1) Thought you might be interested in seeing the following pictures from my field corn weed control plots taken over the last week. For more specific information about these herbicides, check out the 2023 UGA Pest Control Handbook (pages 64-88). FYI, this is what I am doing when you try to call me between 6 am-9 am.
2) Question #1: Why do I have Prowl H20 3.8SC (pendimethalin) mixed with everything in these treatments?
Texas panicum/buffalograss/bullgrass is one of the most common annual grass weeds in Georgia field corn. Put very simply, Prowl provides the best residual control of Texas panicum. If growers are concerned about potential crop injury from Prowl, other residual annual grass control options include Anthem Maxx (pyroxasulfone + fluthiacet), Dual Magnum (s-metolachlor), Outlook (dimethenamid-P), Warrant (acetochlor), and Zidua (pyroxasulfone). Of these, Anthem Maxx and Zidua are slightly better on Texas panicum (but neither are as good as Prowl). FYI, Prowl should NEVER be applied PPI or PRE in Georgia field corn, only POST (labeled up to 30″ tall/V8).
3) Question #2: I have heard that Prowl will cause root damage and yield loss when applied to field corn?

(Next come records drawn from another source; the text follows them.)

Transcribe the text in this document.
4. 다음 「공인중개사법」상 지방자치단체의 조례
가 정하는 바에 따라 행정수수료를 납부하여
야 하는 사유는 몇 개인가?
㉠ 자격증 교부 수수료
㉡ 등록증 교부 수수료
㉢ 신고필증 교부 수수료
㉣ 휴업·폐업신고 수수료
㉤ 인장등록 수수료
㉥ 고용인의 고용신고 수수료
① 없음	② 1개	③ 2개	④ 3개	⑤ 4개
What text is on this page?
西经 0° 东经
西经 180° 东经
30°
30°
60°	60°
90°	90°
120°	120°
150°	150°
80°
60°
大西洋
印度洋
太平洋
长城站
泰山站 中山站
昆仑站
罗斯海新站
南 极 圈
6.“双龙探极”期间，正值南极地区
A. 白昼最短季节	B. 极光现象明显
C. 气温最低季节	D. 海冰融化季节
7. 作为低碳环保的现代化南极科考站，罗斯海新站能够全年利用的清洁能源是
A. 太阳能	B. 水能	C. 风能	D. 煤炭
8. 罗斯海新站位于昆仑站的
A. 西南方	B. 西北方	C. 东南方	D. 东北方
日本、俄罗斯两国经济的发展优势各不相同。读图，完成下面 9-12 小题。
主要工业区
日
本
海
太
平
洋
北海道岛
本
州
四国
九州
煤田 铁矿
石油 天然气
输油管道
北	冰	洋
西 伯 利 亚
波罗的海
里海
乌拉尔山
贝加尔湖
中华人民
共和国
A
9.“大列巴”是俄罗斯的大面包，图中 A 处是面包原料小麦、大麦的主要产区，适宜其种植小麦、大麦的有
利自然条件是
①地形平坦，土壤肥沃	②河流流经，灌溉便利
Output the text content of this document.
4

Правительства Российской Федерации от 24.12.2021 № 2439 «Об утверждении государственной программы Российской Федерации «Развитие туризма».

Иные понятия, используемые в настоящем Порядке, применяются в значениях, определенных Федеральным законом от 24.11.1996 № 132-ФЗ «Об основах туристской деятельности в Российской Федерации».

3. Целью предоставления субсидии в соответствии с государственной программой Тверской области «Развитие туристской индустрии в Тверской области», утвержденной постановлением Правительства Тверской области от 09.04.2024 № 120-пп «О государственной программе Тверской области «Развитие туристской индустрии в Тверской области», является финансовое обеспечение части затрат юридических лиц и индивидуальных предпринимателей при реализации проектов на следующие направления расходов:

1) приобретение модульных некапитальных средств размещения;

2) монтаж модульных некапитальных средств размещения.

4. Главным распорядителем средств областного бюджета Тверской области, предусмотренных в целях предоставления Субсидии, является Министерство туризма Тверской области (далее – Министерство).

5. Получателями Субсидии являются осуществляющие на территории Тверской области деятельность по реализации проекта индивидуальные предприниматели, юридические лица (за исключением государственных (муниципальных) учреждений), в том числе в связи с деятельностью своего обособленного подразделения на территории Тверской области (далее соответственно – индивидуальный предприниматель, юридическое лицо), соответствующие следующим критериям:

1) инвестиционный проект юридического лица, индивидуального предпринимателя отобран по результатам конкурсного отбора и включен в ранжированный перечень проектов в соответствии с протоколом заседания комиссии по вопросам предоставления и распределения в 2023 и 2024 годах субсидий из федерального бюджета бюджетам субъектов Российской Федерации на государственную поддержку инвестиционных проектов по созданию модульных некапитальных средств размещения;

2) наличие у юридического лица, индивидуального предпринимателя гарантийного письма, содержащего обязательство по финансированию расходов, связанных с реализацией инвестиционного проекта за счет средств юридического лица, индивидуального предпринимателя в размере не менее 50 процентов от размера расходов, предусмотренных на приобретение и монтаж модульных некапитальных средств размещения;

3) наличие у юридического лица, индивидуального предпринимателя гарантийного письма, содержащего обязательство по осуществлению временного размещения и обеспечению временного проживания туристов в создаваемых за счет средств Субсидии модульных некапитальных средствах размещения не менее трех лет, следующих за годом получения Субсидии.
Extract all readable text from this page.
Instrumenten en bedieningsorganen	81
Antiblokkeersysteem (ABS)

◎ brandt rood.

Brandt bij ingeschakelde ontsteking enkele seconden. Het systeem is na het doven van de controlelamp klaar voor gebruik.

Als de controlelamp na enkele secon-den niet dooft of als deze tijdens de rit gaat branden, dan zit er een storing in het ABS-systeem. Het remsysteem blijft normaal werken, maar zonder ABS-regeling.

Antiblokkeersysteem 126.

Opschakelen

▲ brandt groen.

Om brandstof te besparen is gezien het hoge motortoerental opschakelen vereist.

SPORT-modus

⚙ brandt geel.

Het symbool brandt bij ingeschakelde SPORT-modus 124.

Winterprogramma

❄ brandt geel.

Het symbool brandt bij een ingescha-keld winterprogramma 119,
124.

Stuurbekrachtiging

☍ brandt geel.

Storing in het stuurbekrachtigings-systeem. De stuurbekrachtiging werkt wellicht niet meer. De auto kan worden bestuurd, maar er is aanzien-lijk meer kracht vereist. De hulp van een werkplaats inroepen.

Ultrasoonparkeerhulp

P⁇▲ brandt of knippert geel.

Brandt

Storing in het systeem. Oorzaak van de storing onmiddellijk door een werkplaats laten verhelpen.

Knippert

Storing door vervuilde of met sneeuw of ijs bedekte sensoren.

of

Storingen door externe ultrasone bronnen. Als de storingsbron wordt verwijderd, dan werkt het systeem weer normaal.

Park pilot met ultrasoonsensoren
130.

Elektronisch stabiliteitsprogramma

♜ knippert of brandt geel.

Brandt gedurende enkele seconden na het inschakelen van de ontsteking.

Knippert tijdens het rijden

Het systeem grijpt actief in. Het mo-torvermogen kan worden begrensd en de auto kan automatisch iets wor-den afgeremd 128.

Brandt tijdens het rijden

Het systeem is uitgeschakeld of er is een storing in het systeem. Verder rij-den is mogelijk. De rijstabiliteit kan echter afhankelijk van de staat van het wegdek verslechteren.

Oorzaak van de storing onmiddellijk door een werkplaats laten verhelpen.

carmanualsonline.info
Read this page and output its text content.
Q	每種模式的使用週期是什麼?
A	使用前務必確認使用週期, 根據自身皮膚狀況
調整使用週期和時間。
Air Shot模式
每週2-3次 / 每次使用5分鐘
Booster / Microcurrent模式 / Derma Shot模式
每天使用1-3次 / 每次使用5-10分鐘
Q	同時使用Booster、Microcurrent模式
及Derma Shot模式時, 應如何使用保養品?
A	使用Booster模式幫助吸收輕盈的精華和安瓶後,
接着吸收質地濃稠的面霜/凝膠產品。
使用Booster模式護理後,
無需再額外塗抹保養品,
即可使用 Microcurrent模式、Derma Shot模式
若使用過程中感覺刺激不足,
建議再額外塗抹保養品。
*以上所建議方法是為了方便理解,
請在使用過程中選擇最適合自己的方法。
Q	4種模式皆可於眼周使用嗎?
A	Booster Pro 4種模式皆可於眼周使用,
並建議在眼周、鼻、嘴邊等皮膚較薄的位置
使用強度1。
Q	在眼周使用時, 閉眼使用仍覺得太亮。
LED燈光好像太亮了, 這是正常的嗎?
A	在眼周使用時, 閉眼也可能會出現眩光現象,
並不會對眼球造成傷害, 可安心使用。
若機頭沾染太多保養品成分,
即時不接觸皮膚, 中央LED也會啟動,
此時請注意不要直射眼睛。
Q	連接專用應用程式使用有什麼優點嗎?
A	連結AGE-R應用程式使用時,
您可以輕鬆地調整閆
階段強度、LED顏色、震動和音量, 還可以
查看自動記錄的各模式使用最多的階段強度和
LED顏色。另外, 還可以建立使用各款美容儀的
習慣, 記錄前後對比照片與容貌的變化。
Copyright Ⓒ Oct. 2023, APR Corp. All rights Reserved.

A long time ago in a galaxy far far away, Prowl was used as an EPOST (spiking) treatment in combination with atrazine. Back then, this was about the only way to get reasonable control of Texas panicum. In that scenario, root pruning was more likely to occur especially when corn was planted <1.5″ deep and furrow closure was incomplete. Delaying Prowl applications allows the corn plant to develop a deeper root system (but still a good idea to plant at least 1.5″ deep and have complete furrow closure though). For many years, I have been applying Prowl POST with various herbicides and have never observed any significant yield losses.